As players didn’t want to deal with the complications the COVID-19 pandemic wrought, the choice to not play in 2020 was presented, and some college players were able to exercise the opt out even in the middle of the regular season.
Houston Texans general manager Nick Caserio told Texans Radio play-by-play voice Marc Vandermeer and sideline reporter John Harris how the team would evaluate players who opted out of the 2020 season.
“You just have to go off of whatever information that you have and just make the best assessment,” Caserio said. “So, the players that opted out just have less, I would say, playing experience recently. So, do you penalize them for that, or if they made an individual decision, do you penalize and use it as a negative mark against, well, like, he wasn’t there for his teammates or just something like that? Which sometimes there’s some of those statements. Again, case by case, look at the player, look at the information. You hopefully have 2019 that you can evaluate and then you can benchmark it against 2020 and maybe you don’t.”
Playing ball in 2020 doesn’t always present a complete evaluation either. As Caserio noted, some teams, such as those in the Southeastern Conference, played 10 games.

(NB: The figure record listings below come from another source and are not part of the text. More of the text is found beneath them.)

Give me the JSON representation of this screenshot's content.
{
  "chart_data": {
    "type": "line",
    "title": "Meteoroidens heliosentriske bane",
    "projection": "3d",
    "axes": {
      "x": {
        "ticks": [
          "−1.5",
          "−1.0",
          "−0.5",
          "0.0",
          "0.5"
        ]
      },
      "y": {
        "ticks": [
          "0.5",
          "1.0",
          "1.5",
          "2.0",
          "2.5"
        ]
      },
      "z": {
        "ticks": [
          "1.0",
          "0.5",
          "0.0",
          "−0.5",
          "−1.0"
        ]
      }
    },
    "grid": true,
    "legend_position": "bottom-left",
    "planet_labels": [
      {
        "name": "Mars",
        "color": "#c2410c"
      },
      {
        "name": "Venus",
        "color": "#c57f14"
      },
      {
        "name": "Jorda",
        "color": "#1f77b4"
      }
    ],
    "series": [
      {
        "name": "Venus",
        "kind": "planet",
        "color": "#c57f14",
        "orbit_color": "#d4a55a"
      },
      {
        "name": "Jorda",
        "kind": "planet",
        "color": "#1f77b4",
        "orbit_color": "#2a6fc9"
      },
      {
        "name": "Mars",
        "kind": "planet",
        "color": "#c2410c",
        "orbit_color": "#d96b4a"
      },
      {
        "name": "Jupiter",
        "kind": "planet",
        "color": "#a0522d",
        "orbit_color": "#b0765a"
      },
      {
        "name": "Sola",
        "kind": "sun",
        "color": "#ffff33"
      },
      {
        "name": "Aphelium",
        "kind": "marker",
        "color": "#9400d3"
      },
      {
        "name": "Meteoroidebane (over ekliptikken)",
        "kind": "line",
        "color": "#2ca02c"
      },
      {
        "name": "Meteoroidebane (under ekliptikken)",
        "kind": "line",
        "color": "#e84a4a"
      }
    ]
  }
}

Meanwhile the Big Ten played seven games. In the case of quarterback prospect Trey Lance of North Dakota State, teams will have one game from 2020 to go off of.
“It’s not apples to apples,” Caserio said. “So, you just look at those situations, and, again, you’re just trying to make as good of assessment as possible. Look, we can’t make up the information. So, you can only go off of what you have. So, you just take what you have, or maybe it’s a little bit less than what you might have for somebody else, but that’s okay.
“It shouldn’t necessarily factor too much into your ultimate decision. But, again, it just makes it a little bit more challenging. You just try to — they just have less — you have less to go off of in those particular situations. That’s all.”
What the Texans are looking for more than good tape is a culture fit as the club is amid a rebuild after a horrendous 2020 season and franchise instability at quarterback.